China has embraced tremendous changes in the past two decades and has presented huge market potential with its endeavor to pursue high-quality development and promote regional connectivity, said Jens Eskelund, managing director of Maersk China Ltd.
“China joining the World Trade Organization (WTO) in 2001 was absolutely transformative,” he told journalist in an exclusive interview on the sidelines of the annual conference of the Boao Forum for Asia.
Recalling the old days after having lived in China for three decades, Eskelund said the country was a reasonably big trading nation and an important one, but the size then was nowhere near that of today.
China’s total imports and exports of goods expanded 1.9 percent year-on-year to 32.16 trillion yuan (about $4.94 trillion) last year, hitting a record high despite a worldwide slump in shipments.
“It is hard to overestimate how big a change joining the WTO has brought to China in basically any respect, especially in terms of personal income, quality of life and opportunities for young people in China,” he said.
Looking forward, Eskelund said China’s aim to help increase the disposable incomes of its people indicates that there will also be growth in consumption. “We expect that also translates into growth in trade.”
Increasing people’s incomes, boosting domestic consumption, and seeking to foster a world-class business environment, among others, are high on the agenda in a blueprint for China’s development over the next five years and beyond.
Eskelund, who is also the vice-chairman of the European Chamber of Commerce in China, said another area of huge potential is trade in services between China and Europe. The two sides can work together to enhance mutual market access and cooperation.

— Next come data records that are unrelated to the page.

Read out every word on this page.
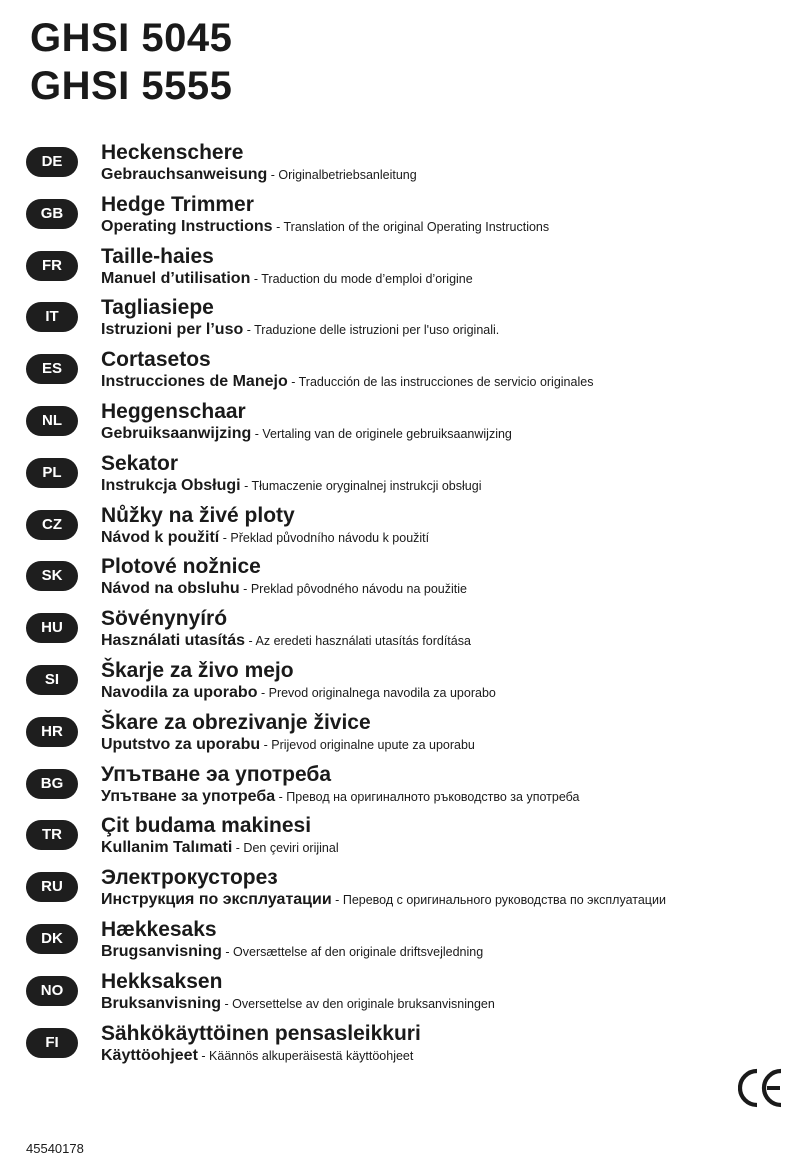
GHSI 5045
GHSI 5555
DE	Heckenschere
Gebrauchsanweisung - Originalbetriebsanleitung
GB	Hedge Trimmer
Operating Instructions - Translation of the original Operating Instructions
FR	Taille-haies
Manuel d’utilisation - Traduction du mode d’emploi d’origine
IT	Tagliasiepe
Istruzioni per l’uso - Traduzione delle istruzioni per l'uso originali.
ES	Cortasetos
Instrucciones de Manejo - Traducción de las instrucciones de servicio originales
NL	Heggenschaar
Gebruiksaanwijzing - Vertaling van de originele gebruiksaanwijzing
PL	Sekator
Instrukcja Obsługi - Tłumaczenie oryginalnej instrukcji obsługi
CZ	Nůžky na živé ploty
Návod k použití - Překlad původního návodu k použití
SK	Plotové nožnice
Návod na obsluhu - Preklad pôvodného návodu na použitie
HU	Sövénynyíró
Használati utasítás - Az eredeti használati utasítás fordítása
SI	Škarje za živo mejo
Navodila za uporabo - Prevod originalnega navodila za uporabo
HR	Škare za obrezivanje živice
Uputstvo za uporabu - Prijevod originalne upute za uporabu
BG	Упътване эа употреба
Упътване за употреба - Превод на оригиналното ръководство за употреба
TR	Çit budama makinesi
Kullanim Talımati - Den çeviri orijinal
RU	Электрокусторез
Инструкция по эксплуатации - Перевод с оригинального руководства по эксплуатации
DK	Hækkesaks
Brugsanvisning - Oversættelse af den originale driftsvejledning
NO	Hekksaksen
Bruksanvisning - Oversettelse av den originale bruksanvisningen
FI	Sähkökäyttöinen pensasleikkuri
Käyttöohjeet - Käännös alkuperäisestä käyttöohjeet
45540178
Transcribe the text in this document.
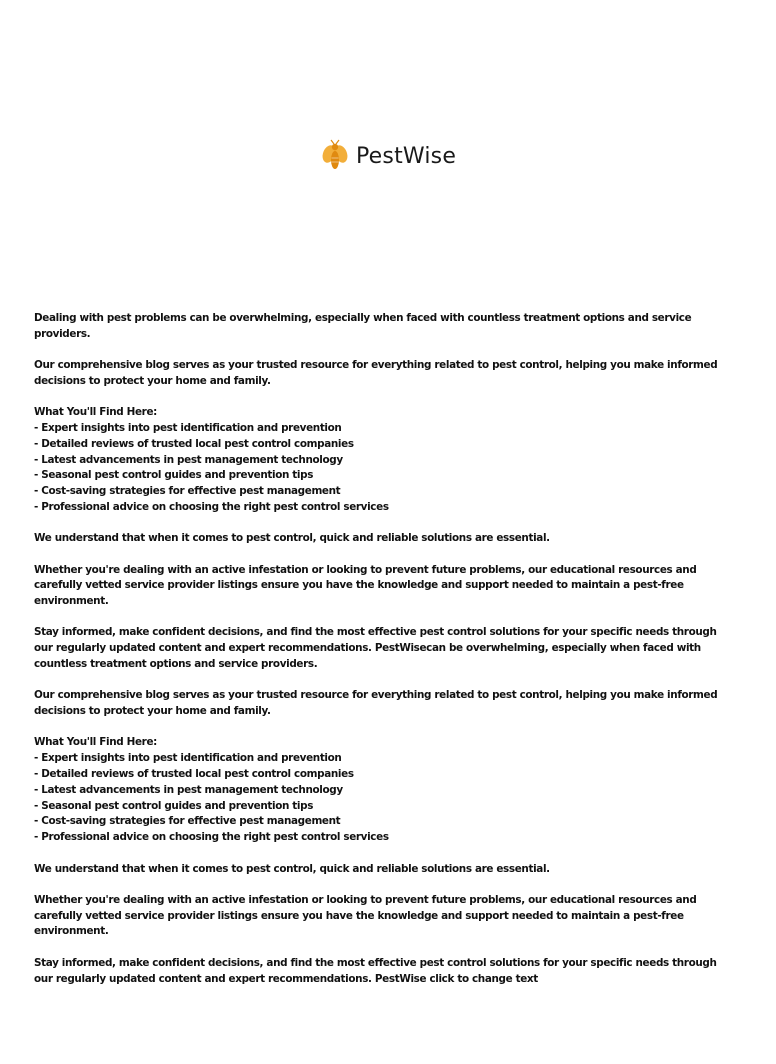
PestWise

Dealing with pest problems can be overwhelming, especially when faced with countless treatment options and service providers.

Our comprehensive blog serves as your trusted resource for everything related to pest control, helping you make informed decisions to protect your home and family.

What You'll Find Here:
- Expert insights into pest identification and prevention
- Detailed reviews of trusted local pest control companies
- Latest advancements in pest management technology
- Seasonal pest control guides and prevention tips
- Cost-saving strategies for effective pest management
- Professional advice on choosing the right pest control services

We understand that when it comes to pest control, quick and reliable solutions are essential.

Whether you're dealing with an active infestation or looking to prevent future problems, our educational resources and carefully vetted service provider listings ensure you have the knowledge and support needed to maintain a pest-free environment.

Stay informed, make confident decisions, and find the most effective pest control solutions for your specific needs through our regularly updated content and expert recommendations. PestWisecan be overwhelming, especially when faced with countless treatment options and service providers.

Our comprehensive blog serves as your trusted resource for everything related to pest control, helping you make informed decisions to protect your home and family.

What You'll Find Here:
- Expert insights into pest identification and prevention
- Detailed reviews of trusted local pest control companies
- Latest advancements in pest management technology
- Seasonal pest control guides and prevention tips
- Cost-saving strategies for effective pest management
- Professional advice on choosing the right pest control services

We understand that when it comes to pest control, quick and reliable solutions are essential.

Whether you're dealing with an active infestation or looking to prevent future problems, our educational resources and carefully vetted service provider listings ensure you have the knowledge and support needed to maintain a pest-free environment.

Stay informed, make confident decisions, and find the most effective pest control solutions for your specific needs through our regularly updated content and expert recommendations. PestWise click to change text
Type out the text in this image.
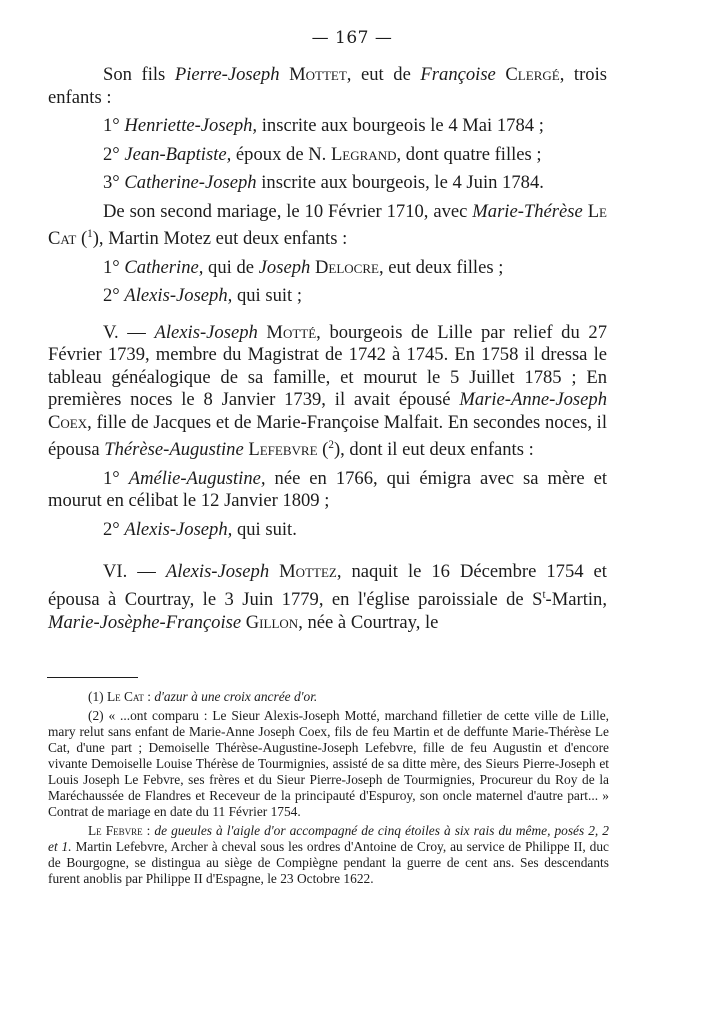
— 167 —

Son fils Pierre-Joseph Mottet, eut de Françoise Clergé, trois enfants :

1° Henriette-Joseph, inscrite aux bourgeois le 4 Mai 1784 ;

2° Jean-Baptiste, époux de N. Legrand, dont quatre filles ;

3° Catherine-Joseph inscrite aux bourgeois, le 4 Juin 1784.

De son second mariage, le 10 Février 1710, avec Marie-Thérèse Le Cat ($^1$), Martin Motez eut deux enfants :

1° Catherine, qui de Joseph Delocre, eut deux filles ;

2° Alexis-Joseph, qui suit ;

V. — Alexis-Joseph Motté, bourgeois de Lille par relief du 27 Février 1739, membre du Magistrat de 1742 à 1745. En 1758 il dressa le tableau généalogique de sa famille, et mourut le 5 Juillet 1785 ; En premières noces le 8 Janvier 1739, il avait épousé Marie-Anne-Joseph Coex, fille de Jacques et de Marie-Françoise Malfait. En secondes noces, il épousa Thérèse-Augustine Lefebvre ($^2$), dont il eut deux enfants :

1° Amélie-Augustine, née en 1766, qui émigra avec sa mère et mourut en célibat le 12 Janvier 1809 ;

2° Alexis-Joseph, qui suit.

VI. — Alexis-Joseph Mottez, naquit le 16 Décembre 1754 et épousa à Courtray, le 3 Juin 1779, en l'église paroissiale de $S^t$-Martin, Marie-Josèphe-Françoise Gillon, née à Courtray, le

(1) Le Cat : d'azur à une croix ancrée d'or.

(2) « ...ont comparu : Le Sieur Alexis-Joseph Motté, marchand filletier de cette ville de Lille, mary relut sans enfant de Marie-Anne Joseph Coex, fils de feu Martin et de deffunte Marie-Thérèse Le Cat, d'une part ; Demoiselle Thérèse-Augustine-Joseph Lefebvre, fille de feu Augustin et d'encore vivante Demoiselle Louise Thérèse de Tourmignies, assisté de sa ditte mère, des Sieurs Pierre-Joseph et Louis Joseph Le Febvre, ses frères et du Sieur Pierre-Joseph de Tourmignies, Procureur du Roy de la Maréchaussée de Flandres et Receveur de la principauté d'Espuroy, son oncle maternel d'autre part... » Contrat de mariage en date du 11 Février 1754.

Le Febvre : de gueules à l'aigle d'or accompagné de cinq étoiles à six rais du même, posés 2, 2 et 1. Martin Lefebvre, Archer à cheval sous les ordres d'Antoine de Croy, au service de Philippe II, duc de Bourgogne, se distingua au siège de Compiègne pendant la guerre de cent ans. Ses descendants furent anoblis par Philippe II d'Espagne, le 23 Octobre 1622.
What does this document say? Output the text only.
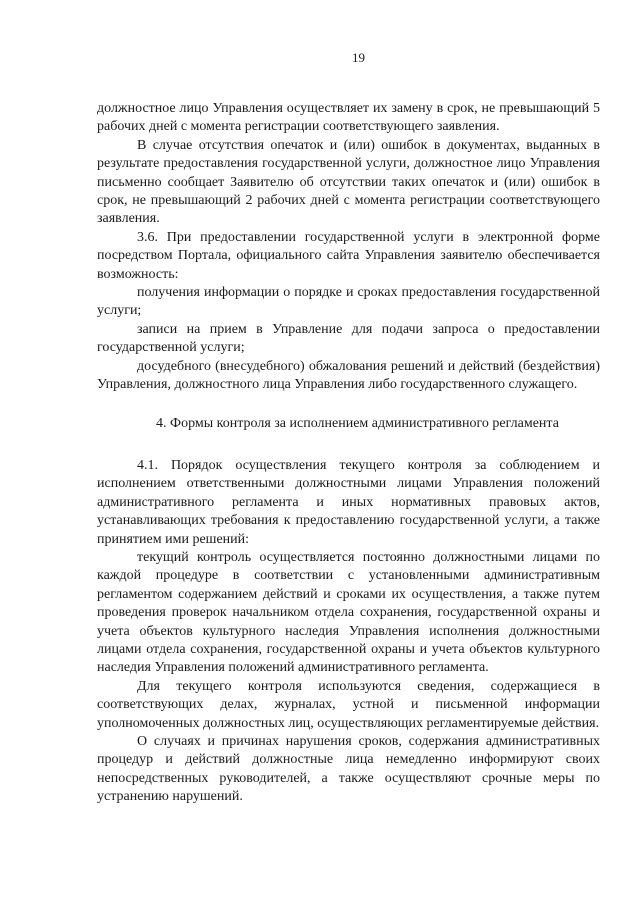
19

должностное лицо Управления осуществляет их замену в срок, не превышающий 5 рабочих дней с момента регистрации соответствующего заявления.

В случае отсутствия опечаток и (или) ошибок в документах, выданных в результате предоставления государственной услуги, должностное лицо Управления письменно сообщает Заявителю об отсутствии таких опечаток и (или) ошибок в срок, не превышающий 2 рабочих дней с момента регистрации соответствующего заявления.

3.6. При предоставлении государственной услуги в электронной форме посредством Портала, официального сайта Управления заявителю обеспечивается возможность:

получения информации о порядке и сроках предоставления государственной услуги;

записи на прием в Управление для подачи запроса о предоставлении государственной услуги;

досудебного (внесудебного) обжалования решений и действий (бездействия) Управления, должностного лица Управления либо государственного служащего.

4. Формы контроля за исполнением административного регламента

4.1. Порядок осуществления текущего контроля за соблюдением и исполнением ответственными должностными лицами Управления положений административного регламента и иных нормативных правовых актов, устанавливающих требования к предоставлению государственной услуги, а также принятием ими решений:

текущий контроль осуществляется постоянно должностными лицами по каждой процедуре в соответствии с установленными административным регламентом содержанием действий и сроками их осуществления, а также путем проведения проверок начальником отдела сохранения, государственной охраны и учета объектов культурного наследия Управления исполнения должностными лицами отдела сохранения, государственной охраны и учета объектов культурного наследия Управления положений административного регламента.

Для текущего контроля используются сведения, содержащиеся в соответствующих делах, журналах, устной и письменной информации уполномоченных должностных лиц, осуществляющих регламентируемые действия.

О случаях и причинах нарушения сроков, содержания административных процедур и действий должностные лица немедленно информируют своих непосредственных руководителей, а также осуществляют срочные меры по устранению нарушений.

Eskelund said he hopes China’s opening-up trend that led to a surge of trade in goods between the two sides would continue.
When the COVID-19 pandemic induced huge challenges for maritime and air transports last year, Maersk’s intercontinental rail freight service between China and Europe provided an alternative solution for global supply chains with much faster growth in volume.
The company had arranged a total of 210 tailored intercontinental trains from China to European countries including Germany and France.
Eskelund, however, noted that while China’s ports and maritime transport are efficient, there is still a gap between the inland areas and big port cities.
Eskelund said that he has observed a very significant willingness and understanding of the ability of efficient logistics to foster economic growth in the inland areas.
“There’s a very big potential in making logistics available on locations that are not very well connected with international trade routes,” Eskelund added, hailing the concept of connectivity embedded in the country’s Belt and Road Initiative.
“Over the years, we saw how China has gone out and focused on creating connectivity through building highways and container ports,” he said.
Going out and creating the right infrastructure can be a powerful enabler of trade and bring countries together, Eskelund added.